Filling In Blank Spaces in Class

I’ll categorize this post as a bail out move, but it’s more than that. It’s an attempt to describe the free and loose spirit of what we do and how we can go anywhere at anytime with anything and have a great time doing it. It’s an attempt to point out that this work with CI is about not letting fear rule our lives in our classrooms. That has been the case in CI classrooms for a long time. How does fear get into and rule our CI classrooms? It does so by riding in on the old, false and petrified idea in language instruction that we have to teach something specific. Teaching a language is a glorious (reflecting its Creator) process and the sooner we can start teaching in an unfettered and free way, the better will be our CI instruction.
Today I found myself with ten minutes to fill at the end of class. I filled it in the following way and highly recommend this as a way to fill up time fast:
Pick a sentence. Any sentence. Start getting reps on it. That’s it. In my situation today of having those ten minutes at the end of class and having to fill them, as I looked around the room, my eyes rested on a reading that we had just done in that class. It was actually still projected on the board. I let my eyes travel to this sentence in the reading:
“When Anoushka is afraid she gets nervous.”
In the past when I was less experienced I would have missed what a gold mine that sentence is. It is not just potentially full of fun CI that could gobble up those ten minutes and make them feel as if they are only ten seconds; it could also be expanded into a mountain of CI if I had more time.
THIS IS WHAT WE DO IN CI. We work from the small to the large, from the specific to the general. We take something small, a few words, a single word, anything with a little life in it, and, like cotton candy in those machines at the county fair, we spin sweetness out of the granules of sugar and feast on it in class. THAT IS WHAT WE DO.
We go from the specific to the general. We spin lots of language from a little language. We do this because we want to communicate with our students. When we build a story we lift the heavy yoke from our shoulders, the yoke that is the false belief that “we are the teacher” and “we are in charge” and “it’s all up to us”, and instead we now see the possibility that we can bow humbly to the magical process, a process that sometimes feels as if it is being guided along by angelic beings somewhere in the room that we can’t see, a process that happens when we GIVE UP CONTROL in order to CREATE SOMETHING NEW with our students.
When we GIVE UP THAT CONTROL, giving up that heavy yoke that says, “I have to teach this class!” written on it in big letters, and when we take a simple sentence that the kids already know and we JUST TALK ABOUT IT TO THE KIDS, expanding it, and we just start using it, we find out things like:
When Oliver is afraid, he doesn’t get nervous.

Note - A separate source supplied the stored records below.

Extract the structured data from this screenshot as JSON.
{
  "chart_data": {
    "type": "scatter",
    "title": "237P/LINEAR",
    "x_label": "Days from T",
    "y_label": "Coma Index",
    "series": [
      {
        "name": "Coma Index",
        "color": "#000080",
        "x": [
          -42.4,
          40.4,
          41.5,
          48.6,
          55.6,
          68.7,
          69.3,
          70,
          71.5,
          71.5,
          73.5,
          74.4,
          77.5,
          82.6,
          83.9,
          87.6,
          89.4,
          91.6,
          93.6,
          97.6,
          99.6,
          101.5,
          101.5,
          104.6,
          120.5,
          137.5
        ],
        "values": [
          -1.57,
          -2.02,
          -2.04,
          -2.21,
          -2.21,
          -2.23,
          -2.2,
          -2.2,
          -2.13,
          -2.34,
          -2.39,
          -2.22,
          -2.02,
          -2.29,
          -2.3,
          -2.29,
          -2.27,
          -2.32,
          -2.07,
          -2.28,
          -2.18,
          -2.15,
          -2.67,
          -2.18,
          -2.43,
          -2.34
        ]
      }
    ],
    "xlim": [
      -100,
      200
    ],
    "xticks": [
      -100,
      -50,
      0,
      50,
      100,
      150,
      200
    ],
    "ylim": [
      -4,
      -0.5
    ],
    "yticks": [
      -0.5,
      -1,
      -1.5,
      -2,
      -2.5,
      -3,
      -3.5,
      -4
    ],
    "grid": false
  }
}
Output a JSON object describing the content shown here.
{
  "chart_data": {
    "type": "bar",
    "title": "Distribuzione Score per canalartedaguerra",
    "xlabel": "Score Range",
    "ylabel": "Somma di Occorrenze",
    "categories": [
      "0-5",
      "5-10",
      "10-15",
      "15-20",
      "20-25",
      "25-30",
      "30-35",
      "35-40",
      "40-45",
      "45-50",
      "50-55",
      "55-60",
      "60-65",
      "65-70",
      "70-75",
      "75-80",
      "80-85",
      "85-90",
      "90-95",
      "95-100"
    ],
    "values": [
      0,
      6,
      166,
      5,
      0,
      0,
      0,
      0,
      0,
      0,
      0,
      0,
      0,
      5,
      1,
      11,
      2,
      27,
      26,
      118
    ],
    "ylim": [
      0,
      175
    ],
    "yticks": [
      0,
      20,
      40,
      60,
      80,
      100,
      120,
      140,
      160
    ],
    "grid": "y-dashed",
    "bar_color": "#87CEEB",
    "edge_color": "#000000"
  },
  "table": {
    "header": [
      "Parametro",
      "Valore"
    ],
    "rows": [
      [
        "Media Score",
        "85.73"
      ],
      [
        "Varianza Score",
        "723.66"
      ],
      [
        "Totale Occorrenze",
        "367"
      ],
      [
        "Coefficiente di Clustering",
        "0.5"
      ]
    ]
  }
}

When Mikayla is afraid, she gets a little nervous, but not much.
When Ana is afraid, she doesn’t get nervous at all.
When Daniel is afraid, he gets nervous.
Each of these bits of information that I got by extending a sentence from the reading is ABOUT MY KIDS AND THEREFORE INTERESTING AND WORTHWHILE TO KNOW, because the business of human communication which as language teachers is our business is WHAT WE DO.
We FIND THINGS OUT ABOUT OUR KIDS. This is called communication and Eric is right to make it clearly what is becoming one of the signature threads on our PLC for 2015-2016.
Did I even know that I was going to pick that sentence to fill the last ten minutes of class. No. Did it matter which sentence I chose? No. This is because as we grow deeper and deeper into maturity with this great human participatory and creative process that we call TPRS or CI or whatever, we are starting to figure out that the nuts and bolts and mechanical aspects of it JUST DON’T MATTER.